Detectives Bruce Kimsey (background left) and Dusty Breen (background right) of the Lewis County Sheriff’s Office explain the finer points of diagramming a crime scene to Police Academy Cadets in Winlock Thursday night. The presentation was part of ongoing academy curriculum, and included the ins and outs of processing the scenes of violent crimes. As an example, Kimsey and Breen discussed the murder of Austin King near Mossyrock in 2010, to which Jack Silverthorne pleaded guilty in 2011. King’s body had been found down a steep embankment a month after the murder, and Kimsey and Breen discussed the difficulties presented when processing a heavily-decomposed body. They also used the more recent of murder of Terry Vance in 2012, who was admittedly slain by son Joshua Vance. Kimsey and Breen used diagrams presented in court to show the path Joshua Vance took out of the house using blood splatter found at the scene, stating the diagram was able to represent individual drops of blood found by investigators.
Cadets Sam Schouten (left), of the Lewis County Sheriff’s Office, and Neil Seifert (right), of the Winlock Police Department, determine the coordinates of evidence placed by Breen in a mock exercise. Cadets were instructed to use fixed points within the room (objects and structures unlikely to move) as a baseline when determining an object’s location, so a subsequent diagram can be composed accurately and to scale. When processing a scene outdoors, cadets were told to use trees or to bring metal rods to place in the ground, so investigators can return to the scene even months or years later with a metal detector to learn additional information about the crime.

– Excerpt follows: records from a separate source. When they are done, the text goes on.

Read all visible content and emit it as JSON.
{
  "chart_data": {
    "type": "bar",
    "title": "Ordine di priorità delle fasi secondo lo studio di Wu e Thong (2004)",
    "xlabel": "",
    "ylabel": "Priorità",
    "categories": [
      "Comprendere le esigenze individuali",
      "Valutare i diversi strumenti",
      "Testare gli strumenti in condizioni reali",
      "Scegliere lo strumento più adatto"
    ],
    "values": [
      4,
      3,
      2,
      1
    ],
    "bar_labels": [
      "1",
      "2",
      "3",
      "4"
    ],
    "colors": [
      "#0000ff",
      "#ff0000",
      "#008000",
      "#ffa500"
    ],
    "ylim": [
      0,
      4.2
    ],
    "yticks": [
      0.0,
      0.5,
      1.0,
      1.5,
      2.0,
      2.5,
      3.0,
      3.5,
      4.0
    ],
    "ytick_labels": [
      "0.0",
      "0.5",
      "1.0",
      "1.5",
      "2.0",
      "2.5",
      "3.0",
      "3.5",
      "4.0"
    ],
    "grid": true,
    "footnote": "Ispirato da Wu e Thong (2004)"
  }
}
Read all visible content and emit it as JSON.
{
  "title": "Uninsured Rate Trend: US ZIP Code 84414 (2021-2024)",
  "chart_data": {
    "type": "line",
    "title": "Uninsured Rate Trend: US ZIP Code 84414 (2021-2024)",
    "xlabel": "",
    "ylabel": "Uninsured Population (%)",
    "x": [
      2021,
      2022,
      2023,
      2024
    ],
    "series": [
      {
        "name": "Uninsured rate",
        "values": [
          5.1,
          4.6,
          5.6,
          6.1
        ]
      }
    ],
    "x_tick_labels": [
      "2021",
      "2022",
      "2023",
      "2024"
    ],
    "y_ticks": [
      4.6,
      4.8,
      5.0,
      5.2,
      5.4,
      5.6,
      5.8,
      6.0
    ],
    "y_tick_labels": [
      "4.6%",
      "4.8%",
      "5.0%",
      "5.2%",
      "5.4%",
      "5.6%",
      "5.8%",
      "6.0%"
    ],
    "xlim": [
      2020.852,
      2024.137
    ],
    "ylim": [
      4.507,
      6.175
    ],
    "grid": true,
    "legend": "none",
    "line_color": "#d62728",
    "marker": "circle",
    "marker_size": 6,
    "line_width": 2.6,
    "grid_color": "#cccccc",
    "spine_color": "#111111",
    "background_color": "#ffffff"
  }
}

A .22 caliber round placed as evidence during the mock exercise. Instructors said evidence such as cigarette butts, shoeprints, broken glass, loose fibers and fluids must all be documented when processing a crime scene, as their location and relation to other pieces of evidence can have a strong bearing on the outcome of a case.
Kimsey (far right) hands a raffle prize to cadet Jason Fiman (far left), of the Tenino Police Department—one of the many displays of levity throughout the night. Kimsey said individuals who investigate such serious crimes as rape and murder for a living need to keep a sense of humor about them to manage the emotional and psychological demands of their job.